Wird in unseren Simulationen das Plasma geheizt, dann steigt der Druckgradient an. Thermoelektrische Effekte führen dazu, dass nun ein Plasmastrom proportional zum Druckgradienten getrieben wird. Druckgradient und Strom wiederum sind treibende Kräfte für die Instabilitäten. Für den ELM-Zyklus entscheidend sind die erwähnten starken Plasmaströmungen. Sie sind ebenfalls proportional zum Druckgradienten, wirken jedoch stabilisierend. Sie halten die Instabilitäten daher lange bei niedrigen Amplituden – bis ein Punkt erreicht wird, an dem trotz der verscherten Strömungen erste langsam anwachsende Instabilitäten auftreten. Sie unterdrücken die stabilisierenden Effekte stärker als die destabilisierenden. Dieses selbstverstärkende Wachstum der Instabilität mündet in einen explosiven ELM-Zusammenbruch, bei dem der Plasmarand stark gestört wird (Abbildung 1 und Video): In wenigen hundert Mikrosekunden gehen große Mengen an Wärmeenergie und Plasmateilchen nach außen verloren.

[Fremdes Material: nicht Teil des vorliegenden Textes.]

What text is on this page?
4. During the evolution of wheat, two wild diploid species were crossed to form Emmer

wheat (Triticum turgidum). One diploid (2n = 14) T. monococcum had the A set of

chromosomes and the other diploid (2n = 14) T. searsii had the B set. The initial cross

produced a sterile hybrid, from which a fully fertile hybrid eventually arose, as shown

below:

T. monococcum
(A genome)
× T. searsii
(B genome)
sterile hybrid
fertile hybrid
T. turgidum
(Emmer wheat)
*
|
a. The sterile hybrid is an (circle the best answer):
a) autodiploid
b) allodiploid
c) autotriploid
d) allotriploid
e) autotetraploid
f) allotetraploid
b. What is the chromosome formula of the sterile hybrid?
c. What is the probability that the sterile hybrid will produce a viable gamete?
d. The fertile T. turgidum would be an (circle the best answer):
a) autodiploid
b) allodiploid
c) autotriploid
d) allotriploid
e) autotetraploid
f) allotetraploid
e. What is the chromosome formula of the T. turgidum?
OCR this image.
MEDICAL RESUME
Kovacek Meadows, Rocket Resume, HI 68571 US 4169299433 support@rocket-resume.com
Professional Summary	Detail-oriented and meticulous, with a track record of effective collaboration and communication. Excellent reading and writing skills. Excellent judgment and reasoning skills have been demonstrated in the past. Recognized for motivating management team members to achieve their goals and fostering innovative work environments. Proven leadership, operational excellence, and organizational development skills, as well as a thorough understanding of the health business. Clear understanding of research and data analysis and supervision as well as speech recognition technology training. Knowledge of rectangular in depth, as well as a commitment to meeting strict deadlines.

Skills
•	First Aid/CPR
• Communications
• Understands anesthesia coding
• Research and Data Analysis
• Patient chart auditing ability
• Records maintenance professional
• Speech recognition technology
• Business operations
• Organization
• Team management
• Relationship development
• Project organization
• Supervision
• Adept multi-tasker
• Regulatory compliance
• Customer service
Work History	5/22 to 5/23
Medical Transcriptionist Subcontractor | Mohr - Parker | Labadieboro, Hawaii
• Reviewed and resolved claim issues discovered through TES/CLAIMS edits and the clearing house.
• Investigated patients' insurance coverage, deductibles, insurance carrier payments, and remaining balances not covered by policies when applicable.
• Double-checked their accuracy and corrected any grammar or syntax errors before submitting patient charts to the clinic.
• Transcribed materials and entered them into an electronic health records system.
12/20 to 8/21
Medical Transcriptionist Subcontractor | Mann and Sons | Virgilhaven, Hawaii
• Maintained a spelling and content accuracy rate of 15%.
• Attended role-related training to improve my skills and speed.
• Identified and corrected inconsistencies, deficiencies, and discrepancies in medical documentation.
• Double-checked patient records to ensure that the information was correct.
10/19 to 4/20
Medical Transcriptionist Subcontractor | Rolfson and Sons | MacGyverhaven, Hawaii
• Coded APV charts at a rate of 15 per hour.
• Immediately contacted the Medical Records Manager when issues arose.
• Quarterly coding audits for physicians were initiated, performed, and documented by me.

Die Simulationen stimmen hier sowohl in den Zeitskalen als auch in den Verlusten sehr gut mit dem Experiment überein. Der Druckgradient am Plasmarand baut sich während des ELM-Zusammenbruchs so stark ab, dass die Plasmadynamik sich beruhigt, bis ein erneuter Aufbau beginnt. Im Wärmefluss auf die Wandstrukturen ist dieser Zyklus gut zu erkennen (Abbildung 2).
Die gute Übereinstimmung mit experimentellen Beobachtungen konnte auch bei einer Variation der Plasmaheizung gefunden werden. Die Wiederholrate der quasiperiodischen ELMs verringert sich wie im Experiment mit abnehmender Heizleistung. Bei zu geringer Heizung verschwinden die ELMs und werden durch kontinuierliche magnetohydrodynamische Turbulenz ersetzt.
Weitere Untersuchungen sollen es möglich machen, konkret vorherzusagen, unter welchen Bedingungen ELMs durch diese harmlose kontinuierliche Aktivität ersetzt werden und welche Steuermechanismen dafür entwickelt werden können. Dabei werden wir bei der Optimierung der Simulationscodes weiter auf die Unterstützung der Max Planck Computing and Data Facility in Garching und des High Level Support Team im europäischen Konsortium EUROfusion bauen können, für die wir uns an dieser Stelle herzlich bedanken.